「上脇博之教授とはどんな人物なのか?」
近年、政治資金や「政治とカネ」をめぐる報道で名前を目にする機会が増えたのが、神戸学院大学法学部教授の上脇博之氏です。
上脇氏は憲法学を専門とする研究者である一方、政治資金収支報告書などの公開資料を調査し、政治資金や政治倫理をめぐる問題について刑事告発や情報公開請求などを続けてきた人物として知られています。
この記事では、上脇博之教授の経歴や専門分野、現在の大学での活動、政治資金問題で注目されるようになった背景、近年の活動まで、確認できる情報をもとに整理します。
上脇博之教授のプロフィール

| 項目 | 内容 |
|---|---|
| 氏名 | 上脇博之(かみわき・ひろし) |
| 生年 | 1958年 |
| 出身地 | 鹿児島県 |
| 専門 | 憲法学 |
| 現職 | 神戸学院大学法学部教授 |
| 所属 | 神戸学院大学 法学部 法律学科 |
| 主な研究テーマ | 憲法、選挙制度、政治資金、政治倫理など |
| 主な活動 | 政治資金問題に関する調査・刑事告発・情報公開請求など |
上脇博之教授の経歴
上脇氏は1958年、鹿児島県生まれです。
関西大学法学部を卒業後、神戸大学大学院法学研究科で研究を続け、憲法学を専門とする研究者としての道を歩みました。
その後、北九州市立大学で講師・助教授・教授を務め、2015年4月からは神戸学院大学法学部教授として活動しています。
現在の専門分野は憲法学ですが、研究テーマは憲法そのものにとどまりません。
特に、政党、政治資金、選挙制度、政治倫理など、民主主義を支える制度のあり方について長年研究・発言してきたことが特徴です。
現在も神戸学院大学で教鞭を執っている
上脇氏について「政治資金問題を追及している人物」というイメージを持つ人も少なくありません。
しかし、大学教授としての本来の専門は憲法学です。
神戸学院大学の2026年度シラバスを見ると、上脇氏は法学部で「憲法Ⅱ(統治機構)」を担当しています。
つまり、上脇氏は現在も「大学教授」として研究・教育活動を続けながら、社会的な政治問題についても発言している研究者といえます。
なぜ上脇博之教授は「政治とカネ」で注目されるのか?
上脇氏の名前が広く知られるきっかけの一つになったのが、政治資金収支報告書をめぐる活動です。
政治資金収支報告書には、政治団体のお金の収入や支出などが記載されています。
上脇氏はこうした公開資料を細かく調査し、政治資金をめぐる問題について刑事告発などを行ってきました。
TBSのドキュメンタリーでは、自民党派閥の政治資金パーティーをめぐる問題が大きく報じられる以前から、上脇氏が政治資金収支報告書を調査していたことが紹介されています。

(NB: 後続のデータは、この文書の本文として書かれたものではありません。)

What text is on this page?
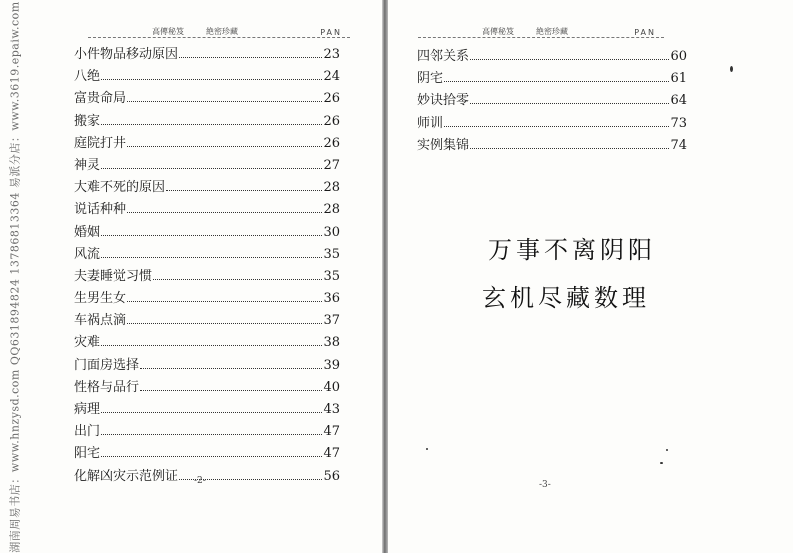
湖南周易书店：www.hnzysd.com QQ631894824 13786813364 易派分店：www.3619.epaiw.com	高傳秘笈	絶密珍藏	PAN
小件物品移动原因	23
八绝	24
富贵命局	26
搬家	26
庭院打井	26
神灵	27
大难不死的原因	28
说话种种	28
婚姻	30
风流	35
夫妻睡觉习惯	35
生男生女	36
车祸点滴	37
灾难	38
门面房选择	39
性格与品行	40
病理	43
出门	47
阳宅	47
化解凶灾示范例证	56
-2-
高傳秘笈	絶密珍藏	PAN
四邻关系	60
阴宅	61
妙诀拾零	64
师训	73
实例集锦	74
万事不离阴阳
玄机尽藏数理
-3-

このように、上脇氏の活動の特徴は、単に政治問題についてコメントするだけではなく、公開されている資料を調査し、その内容を法的な観点から検討している点にあります。
政治資金問題だけが活動ではない
上脇氏の活動は政治資金問題に限定されません。
2025年には、兵庫県の告発文書問題をめぐり、第三者委員会の情報公開を求めて兵庫県を提訴したことが報じられました。
この一件からも、上脇氏が政治資金だけでなく、「行政の情報公開」や「説明責任」といったテーマにも関心を持っていることが分かります。
2025年には公職選挙法をめぐる問題も解説
上脇氏は、選挙制度や公職選挙法についても発言しています。
2025年2月には、文藝春秋PLUSで石丸伸二氏をめぐる公職選挙法違反疑惑について解説。
ここでも、上脇氏の専門である憲法・選挙制度と、現実の政治問題が結び付いていることが分かります。
2026年も政治資金をめぐる発言を継続
2026年3月には、政治資金をめぐる問題について上脇氏が取材を受けたことも報じられています。
「政治とカネ」をめぐる問題は、政治資金規正法や公職選挙法、政党・政治団体の会計など複数の制度が関係するため、単純にニュースだけを見て判断することは容易ではありません。
上脇博之教授の人物像は?
上脇氏について特徴的なのは、研究者として大学で教える一方、社会で起きている政治・行政上の問題を具体的な資料から検証している点です。
TBSのドキュメンタリーでは、大学で教鞭を執りながら政治資金収支報告書を調べ、刑事告発を続けてきた姿が紹介されています。
また、2026年度の神戸学院大学の授業内容を見ると、現在も憲法や統治機構を学生に教えていることが確認できます。
そのため、「政治評論家」というよりも、憲法学を専門とする大学教授として研究を続けながら、政治資金・選挙制度などの問題について実証的に調査・発言している研究者と捉えるのが適切でしょう。